In “The Path of Greatest Resistance,” a review of two books on the Resistance Movement, David Cole worries that demonstrations and marches do not, in and of themselves, create movements. “The challenge is this,” assert researchers quoted by Deweerdt: “in most cases, the null assumption is that activism becomes power at scale: that collective action is merely the sum of its parts, and the more people who take action, the more likely a movement is to achieve its goals.”
Historically, political sausage is made by mass demonstrations as the end result and public face of long term planning. Take the case of the Civil Rights Movement: the Selma March, the Montgomery Bus Boycott, the March on Washington, and the Poor People’s Campaign were effective public outcomes built upon years of organization. The timely dissemination of strategically worded press releases, careful decisions about who was to speak on TV and word by word crafting of their statements were tactics in a long term strategy designed to create national support for the desired legislation.
“Whether #MeToo and other progressive movements will achieve lasting reform,” Cole asserts, “will depend on these organizations working collectively in multiple forums, including courtrooms, state legislatures, corporate boardrooms, union halls, and, most importantly, at the ballot box. We all need to turn away from our smartphones and screens and engage, together, in the work of democracy.”
Wait a minute!

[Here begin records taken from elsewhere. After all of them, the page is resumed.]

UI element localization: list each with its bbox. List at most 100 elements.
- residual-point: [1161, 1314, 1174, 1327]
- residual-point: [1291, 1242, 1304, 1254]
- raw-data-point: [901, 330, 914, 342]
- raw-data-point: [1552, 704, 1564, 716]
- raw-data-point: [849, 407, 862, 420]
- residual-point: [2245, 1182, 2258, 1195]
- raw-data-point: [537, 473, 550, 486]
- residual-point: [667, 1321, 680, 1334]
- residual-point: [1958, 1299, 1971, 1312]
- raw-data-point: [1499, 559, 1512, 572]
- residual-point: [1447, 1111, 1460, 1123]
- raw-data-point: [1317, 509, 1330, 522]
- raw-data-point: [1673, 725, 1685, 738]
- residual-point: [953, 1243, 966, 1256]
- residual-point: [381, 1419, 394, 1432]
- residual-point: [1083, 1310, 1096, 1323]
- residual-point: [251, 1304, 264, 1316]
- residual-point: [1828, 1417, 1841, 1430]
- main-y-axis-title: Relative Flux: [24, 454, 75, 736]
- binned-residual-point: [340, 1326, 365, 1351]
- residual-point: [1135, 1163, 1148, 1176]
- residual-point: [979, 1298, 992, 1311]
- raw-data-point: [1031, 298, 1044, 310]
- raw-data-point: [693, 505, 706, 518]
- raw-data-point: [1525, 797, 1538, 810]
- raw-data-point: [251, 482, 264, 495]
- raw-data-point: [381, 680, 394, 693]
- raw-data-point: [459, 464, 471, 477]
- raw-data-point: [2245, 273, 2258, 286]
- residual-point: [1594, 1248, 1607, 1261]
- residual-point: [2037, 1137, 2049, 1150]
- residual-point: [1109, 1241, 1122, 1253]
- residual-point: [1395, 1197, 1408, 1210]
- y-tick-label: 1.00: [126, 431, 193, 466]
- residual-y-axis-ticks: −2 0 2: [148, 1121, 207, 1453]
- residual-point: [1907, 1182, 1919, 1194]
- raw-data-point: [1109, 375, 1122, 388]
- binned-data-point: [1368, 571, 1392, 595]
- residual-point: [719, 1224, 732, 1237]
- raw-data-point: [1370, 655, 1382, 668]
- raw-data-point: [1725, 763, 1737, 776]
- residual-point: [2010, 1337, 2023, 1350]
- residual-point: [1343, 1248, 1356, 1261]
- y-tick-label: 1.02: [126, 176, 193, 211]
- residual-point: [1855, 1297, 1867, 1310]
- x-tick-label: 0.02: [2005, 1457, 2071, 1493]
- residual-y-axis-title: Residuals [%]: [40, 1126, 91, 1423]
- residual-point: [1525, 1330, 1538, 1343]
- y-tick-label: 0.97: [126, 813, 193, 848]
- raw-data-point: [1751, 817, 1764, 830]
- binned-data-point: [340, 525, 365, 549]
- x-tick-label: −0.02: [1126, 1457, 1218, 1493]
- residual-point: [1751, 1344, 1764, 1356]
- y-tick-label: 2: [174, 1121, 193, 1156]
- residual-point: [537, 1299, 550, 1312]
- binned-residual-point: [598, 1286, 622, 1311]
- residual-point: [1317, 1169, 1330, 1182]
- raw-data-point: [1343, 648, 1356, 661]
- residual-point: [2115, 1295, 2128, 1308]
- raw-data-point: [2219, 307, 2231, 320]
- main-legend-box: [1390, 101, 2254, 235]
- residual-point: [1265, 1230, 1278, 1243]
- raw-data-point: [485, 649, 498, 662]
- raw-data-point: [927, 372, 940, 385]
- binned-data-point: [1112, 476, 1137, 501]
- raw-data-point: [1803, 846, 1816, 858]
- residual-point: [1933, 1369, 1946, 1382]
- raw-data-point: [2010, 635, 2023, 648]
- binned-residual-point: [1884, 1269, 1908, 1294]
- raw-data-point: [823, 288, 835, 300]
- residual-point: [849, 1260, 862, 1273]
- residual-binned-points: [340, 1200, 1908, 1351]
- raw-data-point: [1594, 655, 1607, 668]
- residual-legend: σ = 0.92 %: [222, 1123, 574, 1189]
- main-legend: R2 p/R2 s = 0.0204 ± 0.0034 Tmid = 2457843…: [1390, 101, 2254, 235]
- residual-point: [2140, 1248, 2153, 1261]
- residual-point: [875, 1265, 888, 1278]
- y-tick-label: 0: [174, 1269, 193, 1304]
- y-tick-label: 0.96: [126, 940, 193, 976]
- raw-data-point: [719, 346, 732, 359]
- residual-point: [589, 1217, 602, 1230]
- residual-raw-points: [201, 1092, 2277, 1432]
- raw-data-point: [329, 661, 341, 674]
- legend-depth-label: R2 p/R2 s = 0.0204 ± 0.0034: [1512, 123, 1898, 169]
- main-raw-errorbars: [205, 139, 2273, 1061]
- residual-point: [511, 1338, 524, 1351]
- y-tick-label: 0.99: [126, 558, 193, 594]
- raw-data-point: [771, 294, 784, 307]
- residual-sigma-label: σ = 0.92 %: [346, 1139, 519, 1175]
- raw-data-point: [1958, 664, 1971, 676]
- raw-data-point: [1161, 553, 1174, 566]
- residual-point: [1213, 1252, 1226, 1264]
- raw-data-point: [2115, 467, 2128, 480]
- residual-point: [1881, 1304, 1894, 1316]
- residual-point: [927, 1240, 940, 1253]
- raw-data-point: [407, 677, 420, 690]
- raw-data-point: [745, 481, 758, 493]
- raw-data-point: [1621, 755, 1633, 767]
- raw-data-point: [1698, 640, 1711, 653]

Contemporary political movements use smartphones and screens to sharpen their messaging and widen their base; tweeting and posting, messaging and emailing are powerful and effective tactics of long term organizational strategies.
Flash back to 1967 when I set up the first National Organization for Women Chapter in Atlanta, Georgia. This involved telephone calls back and forth to Betty Friedan on our landline (a hard person to reach, which she made up for by calling us day and night), a telephone tree for letting members know about actions and meetings (extremely time consuming, as you couldn’t leave a voice message for fear you were talking to a misogynistic family member), and tons of slow moving snail mail to and from national headquarters.
Fast forward to 2019, when social media has exponentially strengthened political effectiveness. In the case of CCL the organization’s web site provides detailed instructions on such tactical items like how to set up a a meeting with your Member of Congress and what talking points to use. I am in a group that alerts me by email when to respond to a newspaper article with a Letter to the Editor, and also a Social Media unit which notifies me when a Tweetstorm needs to be raised or a Post needs a commented on and shared. Where in an earlier life I established newsletters for every NOW chapter I joined, now I administer the Facebook page for our local CCL.
From my experiences as a long ago NOW organizer and a present day environmental activist, it seems clear that the development of political will and the achievement of legislative success depends both on crowds waving rubber chickens and lobbyists making nice, on a strategic blend of rabble rousing and long-term planning.